The principal investigator is Dr. Mladen Kezunovic, director of TEES’ Smart Grid Center and Eugene E. Webb Professor in the Department of Electrical and Computer Engineering at Texas A&M. Co-PIs from electrical and computer engineering are Dr. P.R. Kumar, Engineering Chair in Computer Engineering and distinguished professor; and Dr. Le Xie, associate professor; from the Department of Computer Science and Engineering is Dr. Dilma Da Silva, department head and holder of the Ford Motor Company Design Professorship II; Dr. Zoran Obradovic, Temple University; and Dr. Santiago Grijalva, Georgia Tech.

“Being part of this initiative gives us the opportunity to contribute to the great engineering challenges facing the world in terms of securing and modernizing the power grid utilizing unprecedented amounts of data characterizing different aspects of the grid operation,” said Kezunovic. 

The Big Data Hubs announced last year, are one way the NSF is addressing this need. The NSF established four Hubs, one each in the Midwest, Northeast, South and West regions of the country, to foster multi-sector collaborations among academia, industry and government. Each Hub is helping to bring together a wide range of big data stakeholders in order to solve regional challenges.

Each Big Data Spoke will work on a challenge that requires big data approaches and solutions in given domains. Like the Big Data Hubs, the Big Data Spokes will take on a convening and coordinating role as opposed to directly conducting research. Each will gather important stakeholders; engage end users and solution providers; and form multidisciplinary teams to tackle questions no single field can solve alone. However, unlike the Big Data Hubs, which aim to span the full range of data-driven challenges and solutions in a geographic region, each Big Data Spoke will have a specific, goal-driven mission.

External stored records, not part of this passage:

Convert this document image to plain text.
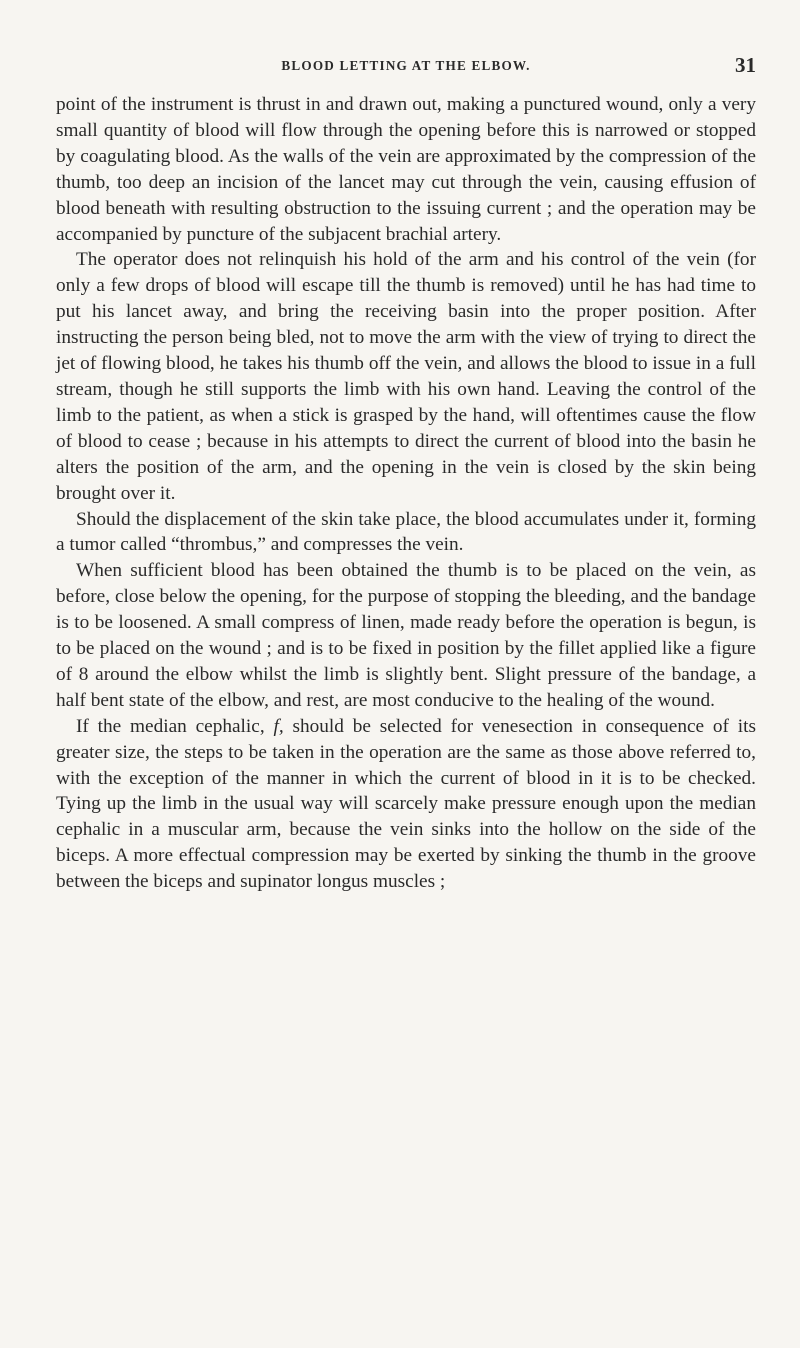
BLOOD LETTING AT THE ELBOW.	31

point of the instrument is thrust in and drawn out, making a punctured wound, only a very small quantity of blood will flow through the opening before this is narrowed or stopped by coagulating blood. As the walls of the vein are approximated by the compression of the thumb, too deep an incision of the lancet may cut through the vein, causing effusion of blood beneath with resulting obstruction to the issuing current ; and the operation may be accompanied by puncture of the subjacent brachial artery.

The operator does not relinquish his hold of the arm and his control of the vein (for only a few drops of blood will escape till the thumb is removed) until he has had time to put his lancet away, and bring the receiving basin into the proper position. After instructing the person being bled, not to move the arm with the view of trying to direct the jet of flowing blood, he takes his thumb off the vein, and allows the blood to issue in a full stream, though he still supports the limb with his own hand. Leaving the control of the limb to the patient, as when a stick is grasped by the hand, will oftentimes cause the flow of blood to cease ; because in his attempts to direct the current of blood into the basin he alters the position of the arm, and the opening in the vein is closed by the skin being brought over it.

Should the displacement of the skin take place, the blood accumulates under it, forming a tumor called “thrombus,” and compresses the vein.

When sufficient blood has been obtained the thumb is to be placed on the vein, as before, close below the opening, for the purpose of stopping the bleeding, and the bandage is to be loosened. A small compress of linen, made ready before the operation is begun, is to be placed on the wound ; and is to be fixed in position by the fillet applied like a figure of 8 around the elbow whilst the limb is slightly bent. Slight pressure of the bandage, a half bent state of the elbow, and rest, are most conducive to the healing of the wound.

If the median cephalic, f, should be selected for venesection in consequence of its greater size, the steps to be taken in the operation are the same as those above referred to, with the exception of the manner in which the current of blood in it is to be checked. Tying up the limb in the usual way will scarcely make pressure enough upon the median cephalic in a muscular arm, because the vein sinks into the hollow on the side of the biceps. A more effectual compression may be exerted by sinking the thumb in the groove between the biceps and supinator longus muscles ;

“The Big Data Spokes advance the goals and regional priorities of each Big Data Hub, fusing the strengths of a range of institutions and investigators and applying them to problems that affect the communities and populations within their regions,” said Jim Kurose, assistant director of the NSF for Computer and Information Science and Engineering. “We are pleased to be making this substantial investment today to accelerate the nation’s big data R&D innovation ecosystem.”